Don’t Torture a Duckling (Fulci, 1972)

Innocence is sacred. It is untouched by the disappointments of the unknown world outside of a child’s imagination. It is a pristine water where even a boy’s fantasies of the naked flesh are cleansed. But the world around a child inevitably encroaches. He will begin to understand the whispering tongues of intrigue, and the pale fear of reality, where pain is more than a skinned knee or broken tooth.

The loss of innocence is a difficult experience, but a necessary one. It is full of fear and confusion for the child, but also for the adults who seek to protect their innocence. This is what propels Lucio Fulci’s film.

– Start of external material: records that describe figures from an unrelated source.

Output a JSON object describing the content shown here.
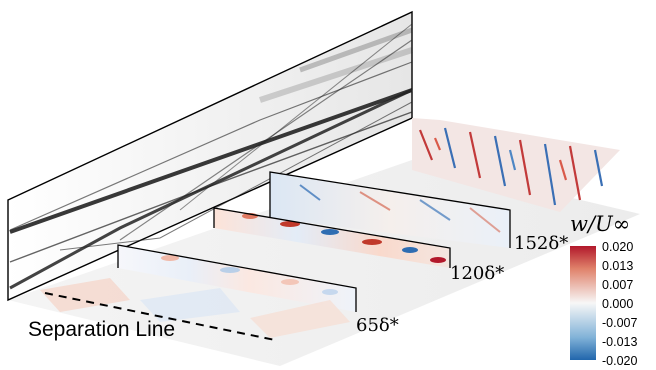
{
  "labels": {
    "separation_line": "Separation Line",
    "stations": [
      "65δ*",
      "120δ*",
      "152δ*"
    ],
    "colorbar_title": "w/U∞"
  },
  "colorbar": {
    "ticks": [
      "0.020",
      "0.013",
      "0.007",
      "0.000",
      "-0.007",
      "-0.013",
      "-0.020"
    ],
    "colors": {
      "max": "#b2182b",
      "mid": "#f7f7f7",
      "min": "#2166ac"
    }
  }
}
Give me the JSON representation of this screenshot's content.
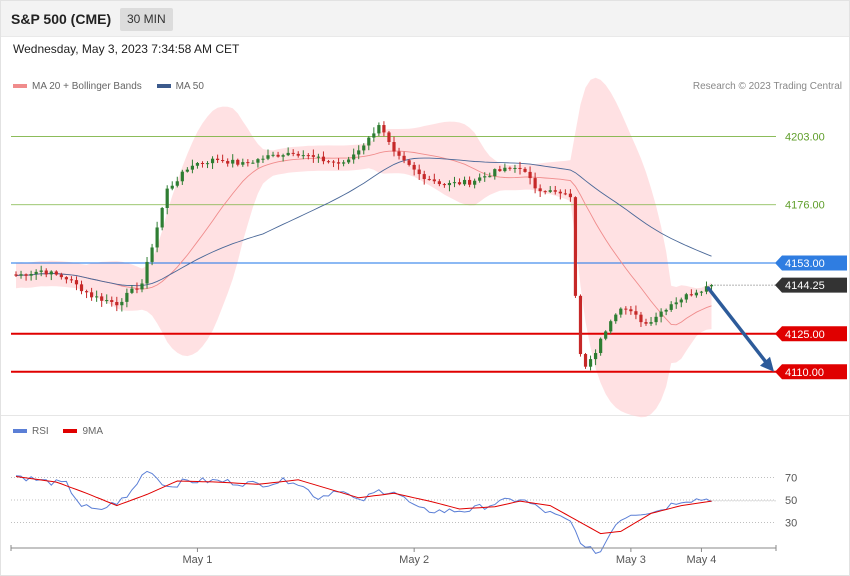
{
  "header": {
    "title": "S&P 500 (CME)",
    "timeframe": "30 MIN",
    "datetime": "Wednesday, May 3, 2023 7:34:58 AM CET"
  },
  "legend": {
    "ma20_label": "MA 20 + Bollinger Bands",
    "ma50_label": "MA 50",
    "copyright": "Research © 2023 Trading Central"
  },
  "rsi_legend": {
    "rsi_label": "RSI",
    "ma_label": "9MA"
  },
  "colors": {
    "bull": "#2e7d32",
    "bear": "#c62828",
    "bollinger": "#ffc9cc",
    "ma20": "#f08c8c",
    "ma50": "#4a6898",
    "resistance": "#7cb342",
    "pivot": "#1a73e8",
    "support": "#e00000",
    "current": "#333333",
    "arrow": "#2d5b9a",
    "rsi": "#5b7fd6",
    "rsi_ma": "#e00000"
  },
  "chart_data": {
    "type": "candlestick",
    "instrument": "S&P 500 (CME)",
    "interval": "30 MIN",
    "price_range": [
      4102,
      4217
    ],
    "date_labels": [
      {
        "label": "May 1",
        "index": 36
      },
      {
        "label": "May 2",
        "index": 79
      },
      {
        "label": "May 3",
        "index": 122
      },
      {
        "label": "May 4",
        "index": 136
      }
    ],
    "levels": [
      {
        "value": 4203.0,
        "label": "4203.00",
        "kind": "resistance"
      },
      {
        "value": 4176.0,
        "label": "4176.00",
        "kind": "resistance"
      },
      {
        "value": 4153.0,
        "label": "4153.00",
        "kind": "pivot"
      },
      {
        "value": 4144.25,
        "label": "4144.25",
        "kind": "current"
      },
      {
        "value": 4125.0,
        "label": "4125.00",
        "kind": "support"
      },
      {
        "value": 4110.0,
        "label": "4110.00",
        "kind": "support"
      }
    ],
    "forecast_arrow": {
      "from_index": 137,
      "from_value": 4144.25,
      "to_index": 150,
      "to_value": 4110.0
    },
    "key_points": [
      [
        0,
        4148
      ],
      [
        5,
        4150
      ],
      [
        10,
        4147
      ],
      [
        15,
        4140
      ],
      [
        20,
        4137
      ],
      [
        25,
        4145
      ],
      [
        30,
        4182
      ],
      [
        35,
        4192
      ],
      [
        40,
        4194
      ],
      [
        45,
        4192
      ],
      [
        50,
        4195
      ],
      [
        55,
        4197
      ],
      [
        60,
        4194
      ],
      [
        65,
        4192
      ],
      [
        70,
        4202
      ],
      [
        72,
        4208
      ],
      [
        75,
        4196
      ],
      [
        80,
        4188
      ],
      [
        85,
        4184
      ],
      [
        90,
        4185
      ],
      [
        95,
        4189
      ],
      [
        100,
        4191
      ],
      [
        103,
        4183
      ],
      [
        110,
        4179
      ],
      [
        111,
        4140
      ],
      [
        112,
        4117
      ],
      [
        113,
        4112
      ],
      [
        115,
        4118
      ],
      [
        118,
        4131
      ],
      [
        120,
        4136
      ],
      [
        125,
        4129
      ],
      [
        130,
        4137
      ],
      [
        135,
        4142
      ],
      [
        138,
        4144.25
      ]
    ],
    "rsi": {
      "levels": [
        70,
        50,
        30
      ],
      "range": [
        0,
        100
      ],
      "rsi_points": [
        [
          0,
          72
        ],
        [
          5,
          67
        ],
        [
          10,
          64
        ],
        [
          13,
          45
        ],
        [
          16,
          40
        ],
        [
          22,
          52
        ],
        [
          26,
          78
        ],
        [
          30,
          62
        ],
        [
          34,
          67
        ],
        [
          40,
          67
        ],
        [
          48,
          64
        ],
        [
          55,
          68
        ],
        [
          60,
          52
        ],
        [
          64,
          60
        ],
        [
          68,
          48
        ],
        [
          72,
          58
        ],
        [
          75,
          58
        ],
        [
          80,
          41
        ],
        [
          85,
          40
        ],
        [
          90,
          41
        ],
        [
          95,
          47
        ],
        [
          100,
          51
        ],
        [
          105,
          40
        ],
        [
          110,
          30
        ],
        [
          113,
          6
        ],
        [
          116,
          4
        ],
        [
          119,
          30
        ],
        [
          122,
          38
        ],
        [
          127,
          40
        ],
        [
          132,
          50
        ],
        [
          138,
          51
        ]
      ],
      "ma_points": [
        [
          0,
          71
        ],
        [
          8,
          66
        ],
        [
          14,
          56
        ],
        [
          20,
          45
        ],
        [
          26,
          55
        ],
        [
          32,
          67
        ],
        [
          40,
          66
        ],
        [
          48,
          64
        ],
        [
          56,
          68
        ],
        [
          62,
          60
        ],
        [
          68,
          52
        ],
        [
          75,
          56
        ],
        [
          82,
          49
        ],
        [
          88,
          42
        ],
        [
          95,
          44
        ],
        [
          100,
          49
        ],
        [
          106,
          45
        ],
        [
          112,
          30
        ],
        [
          116,
          20
        ],
        [
          120,
          22
        ],
        [
          126,
          38
        ],
        [
          132,
          45
        ],
        [
          138,
          49
        ]
      ]
    }
  }
}
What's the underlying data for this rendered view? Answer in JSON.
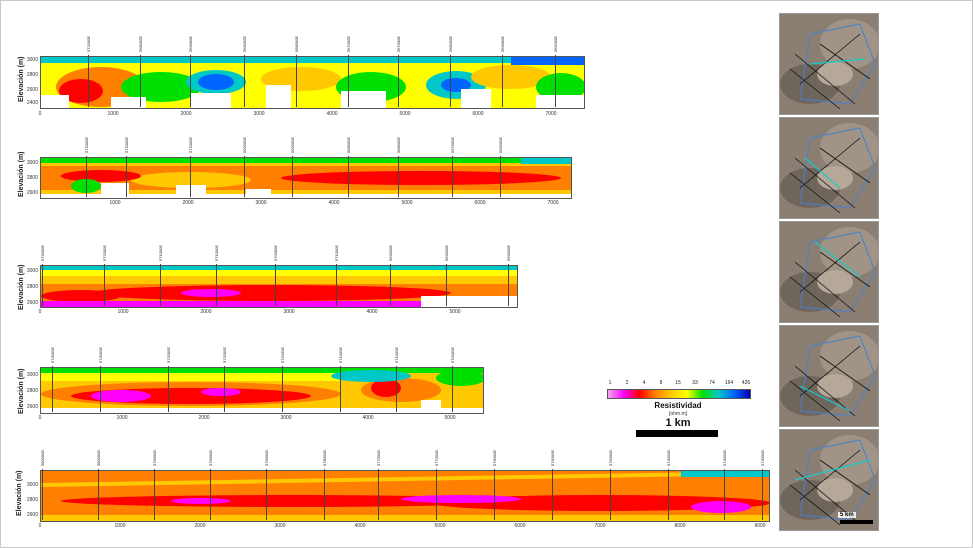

It takes place in a small village, seemingly untouched by time. For the people of the village faith, and superstition still exists in everything, right down to the very dust they breathe in their lungs. We find that this village is now at a crossroads between the antiquated beliefs of the old country, and the encroaching modern world at its doorstep. Fulci represents this by showing us the elevated highway that cuts through the rocky rural environment. We rarely see the adults anywhere near the highway, but we often see the children walking under or around the road. The children of this town are being pulled into the warm bosom of the modern world, a world where innocence is not coddled, in fact, it is gleefully plucked from the young. No scene is more representative of this than that of a boy encountering a nude woman. The woman is an outsider from Milan, she is free and careless with her nudity and sexuality, and finds a disturbing humor in exposing herself to the boy, she even toys with the idea of sleeping with him. This is an absurd exaggeration of the point Fulci tries to make, but there is a great honesty to the heightened sense of morality. To put it as bluntly as the film does, this is a clash between worlds, and the children are caught in the middle, oblivious and innocent.

The children are simply following the natural progression of life, like the currents of a river, but the adults, the monsters of fear and superstition angrily claw at any threat to their ideals. It is one of the primal fears for all of us, the fear of change. Our familiarities can sometimes breed a powerful need to protect what we believe to be truth, while being so willfully ignorant to the indifference of progression.